We began our testing with SiSoftware's SANDRA 2011, the System ANalyzer, Diagnostic and Reporting Assistant. We ran four of the built-in subsystem tests that partially comprise the SANDRA 2011 suite (CPU Arithmetic, Multimedia, Memory Bandwidth and Physical Disk Performance).

    
SANDRA Processor Arithmetic and Multimedia Performance

    
SANDRA Memory Bandwidth and Physical Disk Performance

The M17x performed admirably in the CPU tests, and it posted a downright impressive score in Memory Bandwidth with 20.31GB/s, a score that borders those we saw from full-size custom gaming rigs not very long ago.
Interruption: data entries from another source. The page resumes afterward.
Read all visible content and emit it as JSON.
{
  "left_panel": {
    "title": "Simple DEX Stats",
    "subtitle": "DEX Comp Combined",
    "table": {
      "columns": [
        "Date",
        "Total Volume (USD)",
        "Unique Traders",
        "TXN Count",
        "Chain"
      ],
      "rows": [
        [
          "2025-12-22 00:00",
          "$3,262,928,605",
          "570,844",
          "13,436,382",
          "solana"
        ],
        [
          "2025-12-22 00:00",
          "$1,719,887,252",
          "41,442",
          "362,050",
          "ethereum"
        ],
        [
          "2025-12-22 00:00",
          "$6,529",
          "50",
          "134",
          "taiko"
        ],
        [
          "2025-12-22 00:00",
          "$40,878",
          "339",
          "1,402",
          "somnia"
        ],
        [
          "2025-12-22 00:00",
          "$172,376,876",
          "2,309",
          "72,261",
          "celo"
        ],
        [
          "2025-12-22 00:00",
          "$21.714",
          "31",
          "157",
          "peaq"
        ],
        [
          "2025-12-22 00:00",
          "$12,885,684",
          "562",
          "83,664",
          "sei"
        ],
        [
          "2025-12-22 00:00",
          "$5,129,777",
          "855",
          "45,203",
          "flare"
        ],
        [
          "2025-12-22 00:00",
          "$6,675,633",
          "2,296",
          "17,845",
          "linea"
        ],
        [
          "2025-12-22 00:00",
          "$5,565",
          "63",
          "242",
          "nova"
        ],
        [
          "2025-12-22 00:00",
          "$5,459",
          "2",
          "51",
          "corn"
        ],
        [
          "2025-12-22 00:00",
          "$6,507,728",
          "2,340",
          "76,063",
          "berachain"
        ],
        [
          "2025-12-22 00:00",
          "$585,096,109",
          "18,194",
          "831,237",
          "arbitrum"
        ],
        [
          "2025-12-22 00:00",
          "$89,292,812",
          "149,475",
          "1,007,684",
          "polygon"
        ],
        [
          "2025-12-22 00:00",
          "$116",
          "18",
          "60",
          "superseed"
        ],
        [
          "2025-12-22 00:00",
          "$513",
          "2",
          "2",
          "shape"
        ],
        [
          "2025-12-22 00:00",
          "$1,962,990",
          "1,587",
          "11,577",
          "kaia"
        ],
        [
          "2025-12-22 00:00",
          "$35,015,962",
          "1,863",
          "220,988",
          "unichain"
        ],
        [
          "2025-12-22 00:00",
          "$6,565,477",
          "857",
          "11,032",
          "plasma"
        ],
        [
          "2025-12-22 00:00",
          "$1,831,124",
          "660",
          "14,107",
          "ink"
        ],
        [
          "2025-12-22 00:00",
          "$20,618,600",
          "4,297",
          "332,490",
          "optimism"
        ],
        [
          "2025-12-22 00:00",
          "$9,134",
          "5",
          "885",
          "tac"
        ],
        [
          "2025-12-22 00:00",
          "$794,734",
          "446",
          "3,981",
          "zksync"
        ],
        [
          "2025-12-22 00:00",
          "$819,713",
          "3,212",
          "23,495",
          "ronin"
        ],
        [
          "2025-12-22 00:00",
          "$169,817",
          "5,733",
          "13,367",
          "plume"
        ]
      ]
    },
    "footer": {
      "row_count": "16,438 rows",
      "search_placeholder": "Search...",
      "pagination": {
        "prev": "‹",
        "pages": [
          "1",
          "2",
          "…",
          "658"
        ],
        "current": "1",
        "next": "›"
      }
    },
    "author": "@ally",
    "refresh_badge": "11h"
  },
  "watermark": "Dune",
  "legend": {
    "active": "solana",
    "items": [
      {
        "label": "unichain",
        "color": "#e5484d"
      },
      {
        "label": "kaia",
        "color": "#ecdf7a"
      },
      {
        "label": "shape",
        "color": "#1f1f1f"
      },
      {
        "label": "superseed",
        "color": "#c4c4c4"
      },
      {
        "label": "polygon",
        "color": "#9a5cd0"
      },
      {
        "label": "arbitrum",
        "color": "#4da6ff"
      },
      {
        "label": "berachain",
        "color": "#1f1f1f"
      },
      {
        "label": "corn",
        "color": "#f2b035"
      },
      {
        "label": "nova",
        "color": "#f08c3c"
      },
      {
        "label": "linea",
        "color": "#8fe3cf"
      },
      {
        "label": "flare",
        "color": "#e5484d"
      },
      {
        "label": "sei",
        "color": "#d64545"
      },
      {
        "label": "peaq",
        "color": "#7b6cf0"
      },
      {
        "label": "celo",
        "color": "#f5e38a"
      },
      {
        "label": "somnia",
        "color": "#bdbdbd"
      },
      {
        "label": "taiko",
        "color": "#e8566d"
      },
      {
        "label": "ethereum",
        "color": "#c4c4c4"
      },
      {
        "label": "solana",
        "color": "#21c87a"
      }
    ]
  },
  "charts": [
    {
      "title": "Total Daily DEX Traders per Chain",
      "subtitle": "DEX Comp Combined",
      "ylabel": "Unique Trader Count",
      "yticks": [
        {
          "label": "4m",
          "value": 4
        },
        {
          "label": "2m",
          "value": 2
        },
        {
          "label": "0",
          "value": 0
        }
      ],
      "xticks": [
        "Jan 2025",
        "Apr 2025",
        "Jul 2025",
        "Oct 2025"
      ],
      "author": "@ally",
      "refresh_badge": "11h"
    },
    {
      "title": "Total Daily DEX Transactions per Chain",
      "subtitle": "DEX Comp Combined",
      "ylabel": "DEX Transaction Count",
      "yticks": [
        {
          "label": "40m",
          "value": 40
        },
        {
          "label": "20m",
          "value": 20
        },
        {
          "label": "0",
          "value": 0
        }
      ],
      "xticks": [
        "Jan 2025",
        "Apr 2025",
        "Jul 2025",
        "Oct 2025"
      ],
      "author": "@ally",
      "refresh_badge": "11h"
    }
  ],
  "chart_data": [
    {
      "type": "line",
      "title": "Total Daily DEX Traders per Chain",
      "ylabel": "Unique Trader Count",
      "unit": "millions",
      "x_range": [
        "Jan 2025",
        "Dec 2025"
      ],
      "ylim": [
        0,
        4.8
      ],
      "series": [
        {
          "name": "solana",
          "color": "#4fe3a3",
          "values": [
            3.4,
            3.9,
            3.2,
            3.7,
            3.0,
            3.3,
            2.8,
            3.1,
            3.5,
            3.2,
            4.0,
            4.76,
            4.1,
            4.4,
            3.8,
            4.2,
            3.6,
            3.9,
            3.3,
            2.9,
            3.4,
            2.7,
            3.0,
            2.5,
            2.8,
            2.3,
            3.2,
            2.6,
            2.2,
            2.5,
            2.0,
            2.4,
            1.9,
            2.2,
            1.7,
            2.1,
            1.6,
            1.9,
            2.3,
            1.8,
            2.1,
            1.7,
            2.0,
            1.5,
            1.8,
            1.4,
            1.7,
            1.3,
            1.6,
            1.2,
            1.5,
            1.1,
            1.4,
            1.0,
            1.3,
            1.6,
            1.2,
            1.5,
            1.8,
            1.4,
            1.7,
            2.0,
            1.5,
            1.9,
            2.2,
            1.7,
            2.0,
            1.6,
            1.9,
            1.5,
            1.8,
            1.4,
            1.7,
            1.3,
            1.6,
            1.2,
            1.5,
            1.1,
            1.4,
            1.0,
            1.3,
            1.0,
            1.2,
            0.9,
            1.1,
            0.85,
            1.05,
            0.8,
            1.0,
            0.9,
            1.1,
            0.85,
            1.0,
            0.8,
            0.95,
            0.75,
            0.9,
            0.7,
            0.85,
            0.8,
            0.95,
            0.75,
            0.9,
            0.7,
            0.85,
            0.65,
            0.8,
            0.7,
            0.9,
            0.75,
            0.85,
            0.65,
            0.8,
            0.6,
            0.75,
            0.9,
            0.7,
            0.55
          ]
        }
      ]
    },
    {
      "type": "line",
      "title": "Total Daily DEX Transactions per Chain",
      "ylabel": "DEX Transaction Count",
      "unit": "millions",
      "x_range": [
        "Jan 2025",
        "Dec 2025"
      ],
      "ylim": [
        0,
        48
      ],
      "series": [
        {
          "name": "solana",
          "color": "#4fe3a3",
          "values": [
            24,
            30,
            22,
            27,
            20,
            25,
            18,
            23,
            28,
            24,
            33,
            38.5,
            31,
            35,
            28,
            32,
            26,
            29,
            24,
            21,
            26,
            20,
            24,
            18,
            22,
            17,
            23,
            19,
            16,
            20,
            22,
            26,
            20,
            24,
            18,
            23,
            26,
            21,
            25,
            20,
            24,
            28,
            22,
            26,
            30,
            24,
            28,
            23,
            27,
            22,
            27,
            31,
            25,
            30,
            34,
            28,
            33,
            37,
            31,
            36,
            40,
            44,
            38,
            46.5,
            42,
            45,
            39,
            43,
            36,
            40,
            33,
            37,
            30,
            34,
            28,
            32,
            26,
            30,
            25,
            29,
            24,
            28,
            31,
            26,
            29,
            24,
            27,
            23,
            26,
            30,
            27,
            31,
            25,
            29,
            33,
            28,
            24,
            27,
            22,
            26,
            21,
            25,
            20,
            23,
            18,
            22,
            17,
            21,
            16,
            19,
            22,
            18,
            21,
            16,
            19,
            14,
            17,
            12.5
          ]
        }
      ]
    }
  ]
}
In the Physical Disks test, we see a weakness in the M17x--that notebook-size hard drive isn't as hot as the rest of the rig's components, even with the mSATA SSD helping out.

ATTO Disk Benchmark
Storage Subsystem Read/Write Throughput

ATTO is another "quick and dirty" type of disk benchmark that measures transfer speeds across a specific volume length. It measures raw transfer rates for both reads and writes and graphs them out in an easily interpreted chart. ATTO's workloads are sequential in nature and measure raw bandwidth, rather than I/O response time, access latency, etc. This test was performed on formatted drives with default NTFS partitions in Windows 7 x64.



Just for kicks, we ran the M17x through ATTO's read/write test to see how it would fare. It's interesting that the read/write speeds are so similar. While these scores are respectable in their own right, they don't come close to matching the numbers we've seen from some of the latest ultrabooks; again, the storage configuration is letting the M17x down.